I will focus primarily on Truth and Touch. MP spends the entire chapter using Aristotle's *De Anima* as a foil. Common sense will tell us that a sense like "Sight" is much superior to "touch," but in a brilliant summary MP convinces us that this is not so. Touch, unlike sight or sound, is not mediated. Sight and Sound are mediated by light and air. Touch is immediate. (Actually, it is not but they take up that point on a chapter devoted to the Eucharist.). Space fails but they demonstrate how "touch", Incarnation, and Aesthetics interrelate.

Their Eucharistic theology foils both what they call Calvinism (which is actually Zwinglianism and U.S. Southern Presbyterianism). Traditional Catholicism, in Derridean terms, is a theology of "presence." E.g., the element is there. Christ is presence. Thus, postmodernism is dead. But maybe not. Protestantism (or what they call it) is a theology of "abscence." Christ isn't there in the elements. Thus, we see parts of a postmodernism. MP then shows how it is both.

Other neat points of controversy: According to MP's reading of Thomas, philosophy and theology aren't separated. They are different in degree,not in kind. This puts Thomas on the same floor with Van Til who said philosophy and theology are the same thing, just using a different vocabulary.

Concerns: If you are new to philosophy, theology, or church history, don't read this book. It is arguably the hardest book I have ever read. I know 3 or 4 languages and I needed several lingual dictionaries to keep up. But if you are interested in Thomism, the Eucharist, or philosophical theology, then this book is for you.

re-reading aquinas5
This book is written by two leading figures in movement known as "radical orthodoxy": John Milbank and Catherine Pickstock. In a brief hundred pages or so they present a dense and exquisite account of Thomas Aquinas' theory of truth, building on the recent work of Michel Corbin, John Jenkins, Mark Jordan, Rudi te Velde, and others.
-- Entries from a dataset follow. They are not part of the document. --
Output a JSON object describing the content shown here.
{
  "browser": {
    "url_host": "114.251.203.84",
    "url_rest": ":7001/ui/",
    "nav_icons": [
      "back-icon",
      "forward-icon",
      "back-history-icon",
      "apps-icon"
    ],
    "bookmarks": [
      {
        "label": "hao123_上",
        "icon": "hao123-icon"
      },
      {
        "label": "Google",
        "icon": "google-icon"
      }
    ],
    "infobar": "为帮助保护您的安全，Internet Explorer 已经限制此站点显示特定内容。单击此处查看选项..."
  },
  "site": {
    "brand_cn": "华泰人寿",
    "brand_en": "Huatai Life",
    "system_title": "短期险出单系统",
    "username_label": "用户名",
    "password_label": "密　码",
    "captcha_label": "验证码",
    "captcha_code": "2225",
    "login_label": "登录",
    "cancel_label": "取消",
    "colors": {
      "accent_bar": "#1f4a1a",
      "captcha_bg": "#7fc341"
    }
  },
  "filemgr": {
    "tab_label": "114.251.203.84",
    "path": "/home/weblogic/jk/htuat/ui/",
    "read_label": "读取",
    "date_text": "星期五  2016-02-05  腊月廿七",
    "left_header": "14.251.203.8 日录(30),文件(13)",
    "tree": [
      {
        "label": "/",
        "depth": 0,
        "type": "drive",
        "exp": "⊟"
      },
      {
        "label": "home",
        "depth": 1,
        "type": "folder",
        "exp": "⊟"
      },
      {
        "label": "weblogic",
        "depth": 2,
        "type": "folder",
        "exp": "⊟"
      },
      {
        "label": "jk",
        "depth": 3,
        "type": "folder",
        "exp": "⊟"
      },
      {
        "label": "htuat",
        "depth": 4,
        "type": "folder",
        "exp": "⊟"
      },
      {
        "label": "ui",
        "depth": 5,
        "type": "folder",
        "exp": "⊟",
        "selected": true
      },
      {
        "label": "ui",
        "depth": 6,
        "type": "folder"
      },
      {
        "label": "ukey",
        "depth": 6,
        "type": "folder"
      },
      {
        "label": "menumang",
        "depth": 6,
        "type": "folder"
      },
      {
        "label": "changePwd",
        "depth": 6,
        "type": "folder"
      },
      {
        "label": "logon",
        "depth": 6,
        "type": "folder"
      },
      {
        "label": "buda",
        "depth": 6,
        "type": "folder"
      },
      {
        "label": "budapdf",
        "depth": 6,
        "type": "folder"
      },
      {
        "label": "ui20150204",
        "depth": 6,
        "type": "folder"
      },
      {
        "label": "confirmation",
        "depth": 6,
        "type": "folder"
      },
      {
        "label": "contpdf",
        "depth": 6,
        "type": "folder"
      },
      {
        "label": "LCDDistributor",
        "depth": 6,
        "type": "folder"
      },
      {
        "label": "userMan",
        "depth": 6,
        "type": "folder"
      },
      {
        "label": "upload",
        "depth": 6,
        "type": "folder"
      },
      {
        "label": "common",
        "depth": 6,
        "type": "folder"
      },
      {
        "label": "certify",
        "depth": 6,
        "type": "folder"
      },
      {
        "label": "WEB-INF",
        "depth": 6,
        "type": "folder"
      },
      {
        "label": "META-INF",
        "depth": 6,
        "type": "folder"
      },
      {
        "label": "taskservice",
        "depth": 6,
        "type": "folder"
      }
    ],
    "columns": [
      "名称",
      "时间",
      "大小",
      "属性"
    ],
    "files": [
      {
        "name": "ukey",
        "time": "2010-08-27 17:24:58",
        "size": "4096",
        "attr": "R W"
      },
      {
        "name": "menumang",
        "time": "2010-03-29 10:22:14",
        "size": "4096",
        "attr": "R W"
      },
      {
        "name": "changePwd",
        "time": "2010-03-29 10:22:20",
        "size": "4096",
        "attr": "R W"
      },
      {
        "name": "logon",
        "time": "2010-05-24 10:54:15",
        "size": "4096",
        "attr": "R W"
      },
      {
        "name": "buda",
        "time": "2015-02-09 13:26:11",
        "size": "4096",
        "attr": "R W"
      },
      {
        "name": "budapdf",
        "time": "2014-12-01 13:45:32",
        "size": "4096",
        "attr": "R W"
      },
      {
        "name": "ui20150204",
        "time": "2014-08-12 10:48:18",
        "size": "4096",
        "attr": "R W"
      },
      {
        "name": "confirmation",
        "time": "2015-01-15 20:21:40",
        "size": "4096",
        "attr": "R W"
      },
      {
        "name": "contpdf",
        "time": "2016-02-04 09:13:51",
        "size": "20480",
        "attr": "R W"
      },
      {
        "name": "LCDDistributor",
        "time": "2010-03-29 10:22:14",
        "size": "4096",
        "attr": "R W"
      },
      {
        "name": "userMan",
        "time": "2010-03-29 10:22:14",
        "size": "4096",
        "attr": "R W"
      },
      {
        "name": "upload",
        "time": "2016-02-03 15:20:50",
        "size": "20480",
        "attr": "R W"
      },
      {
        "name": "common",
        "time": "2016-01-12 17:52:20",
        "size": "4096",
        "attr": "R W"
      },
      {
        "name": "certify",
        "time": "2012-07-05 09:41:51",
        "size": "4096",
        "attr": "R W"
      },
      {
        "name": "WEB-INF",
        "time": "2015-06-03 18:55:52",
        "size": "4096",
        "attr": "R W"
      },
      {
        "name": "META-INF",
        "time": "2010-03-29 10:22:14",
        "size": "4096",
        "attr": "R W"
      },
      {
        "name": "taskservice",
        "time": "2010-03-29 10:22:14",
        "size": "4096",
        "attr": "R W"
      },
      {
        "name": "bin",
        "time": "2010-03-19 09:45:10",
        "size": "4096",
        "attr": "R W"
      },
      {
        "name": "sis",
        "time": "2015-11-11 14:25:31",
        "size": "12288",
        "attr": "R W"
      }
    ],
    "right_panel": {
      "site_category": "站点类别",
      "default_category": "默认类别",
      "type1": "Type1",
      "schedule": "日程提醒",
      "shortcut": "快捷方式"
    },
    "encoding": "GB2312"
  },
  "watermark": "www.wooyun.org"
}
It is difficult and technical reading, but the results are stunning, even if controverisal.

They argue, in part, the following:

[1] Truth, for Aquinas, is not merely an epistemological notion, but an ontological one, involving a real proportion between being and intelligence and their transcendental interconvertibility.

[2] In the case of the human mind, this means we need a model of truth as known in the act of mind-an event between knower and known-and not just as reflected in the mind as if in a passive mirror, thereby overcoming the subject/object dichotomy.

[3] Such an account of truth is irreducibly theological, rooted, as it is for Aquinas, in the eternal intra-relations of the Trinity, in which the generation of the Word is the way in which God knows both himself and creation.

[4] Reason and faith, it follows, are not two different kinds of operations, but simply different degrees of human participation in the one divine light of illumination.

[5] Thus proper reason, for Aquinas, requires faith since it presupposes the gift of grace and so there is no philosophical approach to God independent of theology and revelation. Thus the mature Aquinas does not have any purely natural theology.

[6] The rest of Milbank and Pickstock's book explicates these views of Thomas Aquinas in terms of his theology of the Trinity, the Incarnation, and the liturgy, particularly the Eucharist.

While not for the casual reader, Milbank and Picstock's volume should prove insightful and provocative reading for those with interest and expertise in fundamental theology, philosophical ontology, postmodern theory, and medieval thought.